Thinking dance, talking sense
Pioneering American choreographer Merce Cunningham. -- AFP
IN THE prevailing climate of dwindling dance scholarship in India, `Sethu' an endeavour by Kri, encouraging activities to build bridges of art understanding through scholarship, is all to the good. Modern Dancer and Choreographer of `Think Dance', Jill Sigman, with her background in Philosophy from Princeton University and Art History, held the floor, at Habitat's Gulmohar Hall, with an evocative lecture, substantiated by video clippings from her dance productions, on the `Why and Wherefore of Modern Dance in the West' - a lucid analysis, helping initiate people into the kind of considerations underlining post-modern dance activity in the West. She began with how the new thinking in the Western dance world ruffled all existing attitudes to dance by questioning romanticised Ballet and what was regarded as its hegemonic cultural agenda, with its absorption in the perfection of lines. Discarding the virtues of mere visual beauty strung round narrative preoccupations, and stripping dance of all its virtuosic cushioning, the propagators of the new dance embraced `pedestrianism' and celebrating the ordinary unsung, so to speak.
Dance to provoke
Merce Cunningham's real bodies moving in space and time, and the new love for movement based on everyday tasks, divested dance of all glamour. Rather than entertain, dance was made a tool for intellectual communication where the viewer was not a passive spectator. Very little was mentioned about the dancer's intentions, and it was left to the individual spectator to make of movement what one interpreted from it. Dance was meant to provoke even while it did not function as a language, the totality of movement in a work creating its own meanings for people. Movement while not following any set pattern could by its very quality suggest different moods. Modern Dance often resorted to `layering' where unconnected visual juxtapositions either supported or counter pointed the dancer's moves.

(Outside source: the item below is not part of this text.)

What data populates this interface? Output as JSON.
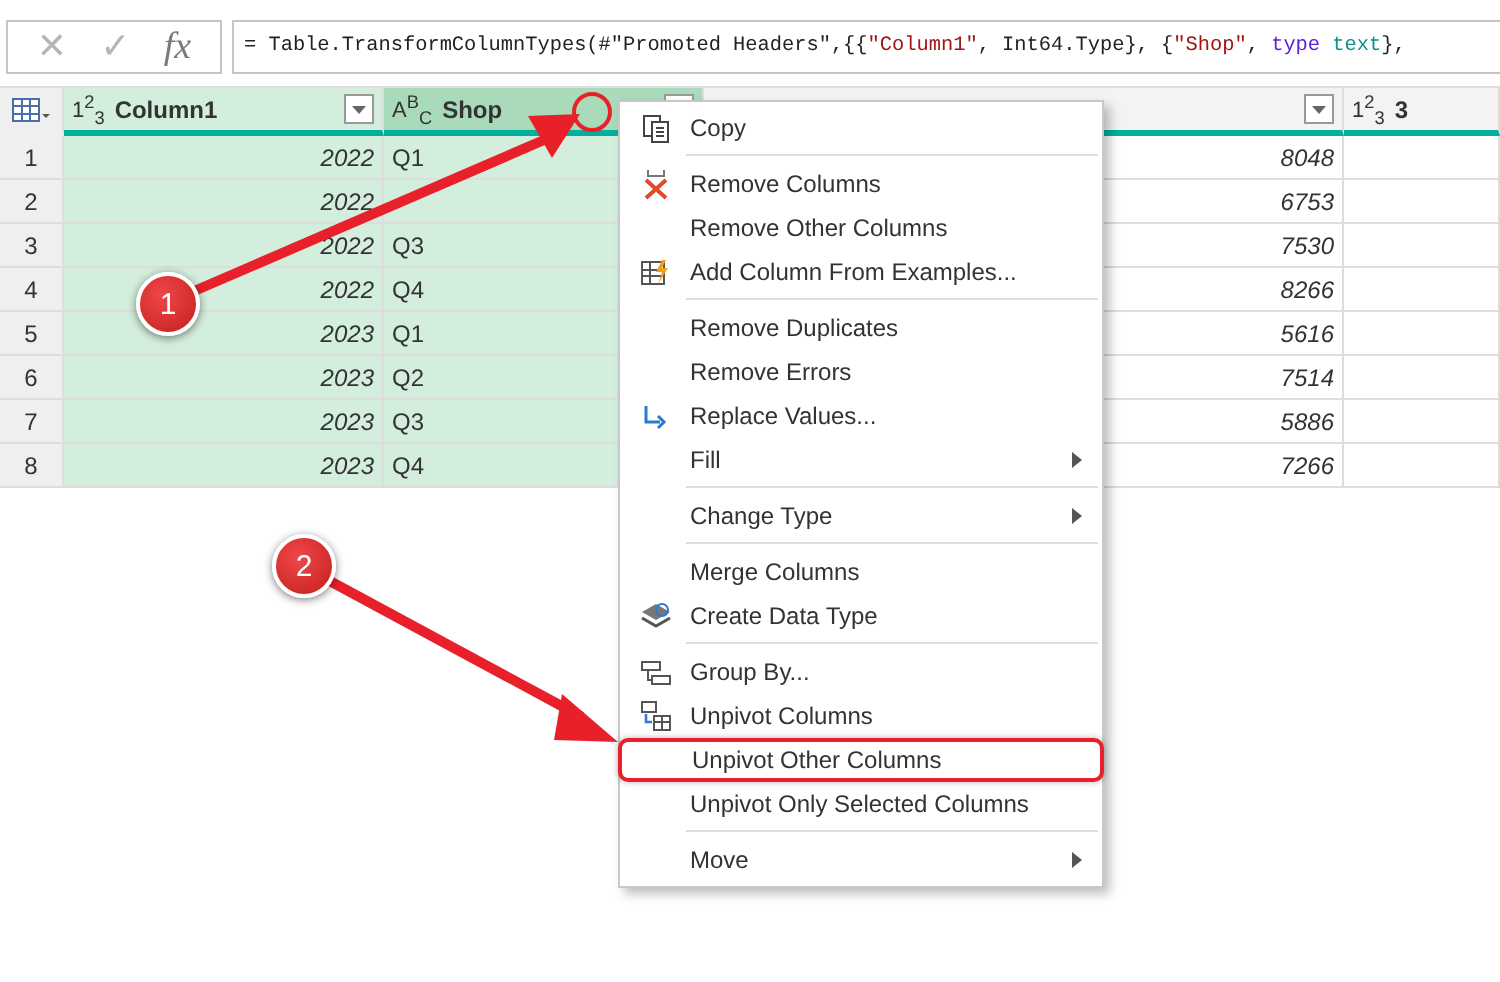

A video clipping of the dancer moving against a video of a pigeon strutting and posturing, showed how actions which individually could have gone unnoticed, by their unusual putting together, attracted attention. The light technician working in full view of the audience as the dancer performed, dance being performed in an arena where several unconnected activities are all being done simultaneously, quick shifts and transitions where actions in different time cycles are juxtaposed, or creating visual metaphors through moves like a performer slowly balancing and moving on a collection of drinking glasses placed bottom-up on the floor (suggesting fragility?) are all devices resorted to, and for each point mentioned a video excerpt from Jill's production provided the example. The non-linear method of presentation was preferred for being more true to life.

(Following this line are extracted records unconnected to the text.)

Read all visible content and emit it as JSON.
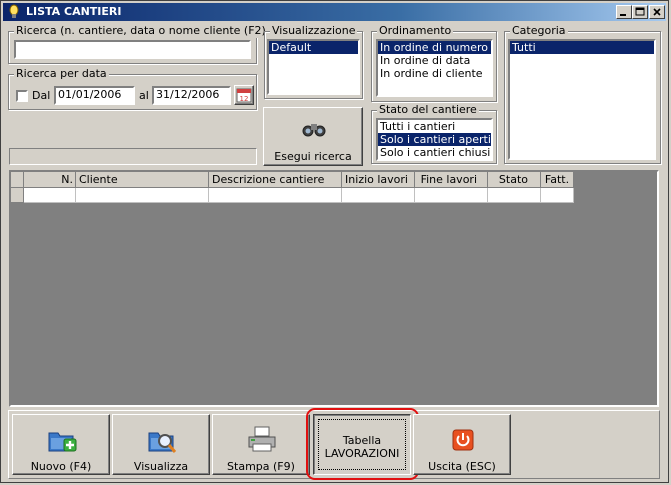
{
  "window": {
    "title": "LISTA CANTIERI"
  },
  "search": {
    "legend": "Ricerca (n. cantiere, data o nome cliente (F2)",
    "value": ""
  },
  "date_search": {
    "legend": "Ricerca per data",
    "dal_label": "Dal",
    "from": "01/01/2006",
    "al_label": "al",
    "to": "31/12/2006",
    "calendar_number": "12"
  },
  "view": {
    "legend": "Visualizzazione",
    "items": [
      "Default"
    ],
    "selected": 0
  },
  "order": {
    "legend": "Ordinamento",
    "items": [
      "In ordine di numero",
      "In ordine di data",
      "In ordine di cliente"
    ],
    "selected": 0
  },
  "state": {
    "legend": "Stato del cantiere",
    "items": [
      "Tutti i cantieri",
      "Solo i cantieri aperti",
      "Solo i cantieri chiusi"
    ],
    "selected": 1
  },
  "category": {
    "legend": "Categoria",
    "items": [
      "Tutti"
    ],
    "selected": 0
  },
  "run_search": {
    "label": "Esegui ricerca"
  },
  "table": {
    "columns": [
      "N.",
      "Cliente",
      "Descrizione cantiere",
      "Inizio lavori",
      "Fine lavori",
      "Stato",
      "Fatt."
    ]
  },
  "toolbar": {
    "new_label": "Nuovo (F4)",
    "view_label": "Visualizza",
    "print_label": "Stampa (F9)",
    "lav_line1": "Tabella",
    "lav_line2": "LAVORAZIONI",
    "exit_label": "Uscita (ESC)"
  },
  "colors": {
    "highlight": "#0a246a",
    "annotation": "#e01010",
    "exit_icon": "#e85020"
  }
}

There was an interesting clipping of a team effort by a group of persons with a dog moving their bodies in different ways with an occasional imitation of what the dog was doing. Soon however the entire movement pattern became doglike. There was another clipping going into the body language of news casters to explore what, if any, type of movements characterise a professional group whose utterances are unquestioningly accepted as truth.

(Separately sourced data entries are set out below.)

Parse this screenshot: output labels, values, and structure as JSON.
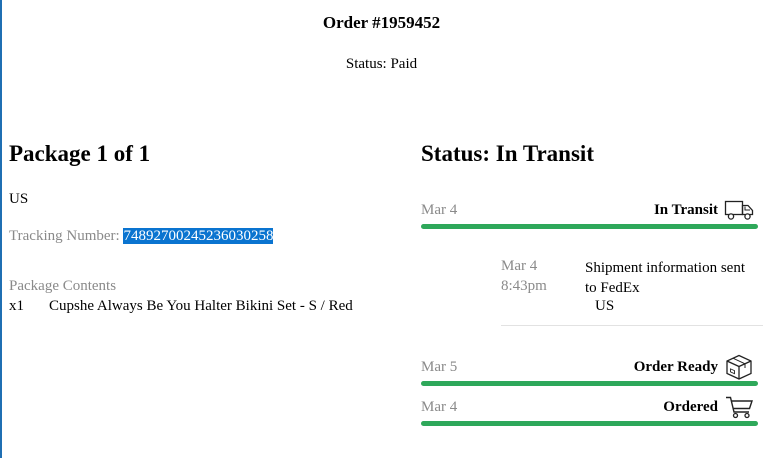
{
  "order": {
    "title": "Order #1959452",
    "status": "Status: Paid"
  },
  "package": {
    "title": "Package 1 of 1",
    "country": "US",
    "tracking_label": "Tracking Number: ",
    "tracking_number": "748927002452360302​58",
    "contents_label": "Package Contents",
    "items": [
      {
        "qty": "x1",
        "name": "Cupshe Always Be You Halter Bikini Set - S / Red"
      }
    ]
  },
  "shipment": {
    "title": "Status: In Transit",
    "events": [
      {
        "date": "Mar 4",
        "label": "In Transit",
        "icon": "truck-icon"
      },
      {
        "date": "Mar 5",
        "label": "Order Ready",
        "icon": "package-box-icon"
      },
      {
        "date": "Mar 4",
        "label": "Ordered",
        "icon": "shopping-cart-icon"
      }
    ],
    "detail": {
      "date": "Mar 4",
      "time": "8:43pm",
      "text": "Shipment information sent to FedEx",
      "location": "US"
    }
  },
  "colors": {
    "progress_bar": "#2ea85a",
    "selection": "#0a74d0",
    "muted_text": "#8a8a8a"
  }
}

Social issues are dealt with in Modern Dance, not in any propagandist sense but as a way of bringing home the reality. Using characterisation or presenting dance in changed contexts as in a museum or a market place, could impart a new tone to the presentation and this method is often used to sensitise people in new ways. Humour introduced through commentary, dialogue and droll situations is a feature.
The excerpt of an exchange from a production, between Jill and her mother on what constituted feminism and the attitude of the older generation to the bra burning symbolism, was hilarious.
Clearly there is a yawning cultural gap between Modern Dance in the West and what is done in the East.
Kri's experiment of an interaction between Bharatanatyam dancer Rama Vaidyanathan and Western Modern Dancer Jill Sigman is the encouraging practical aspect of Sethu.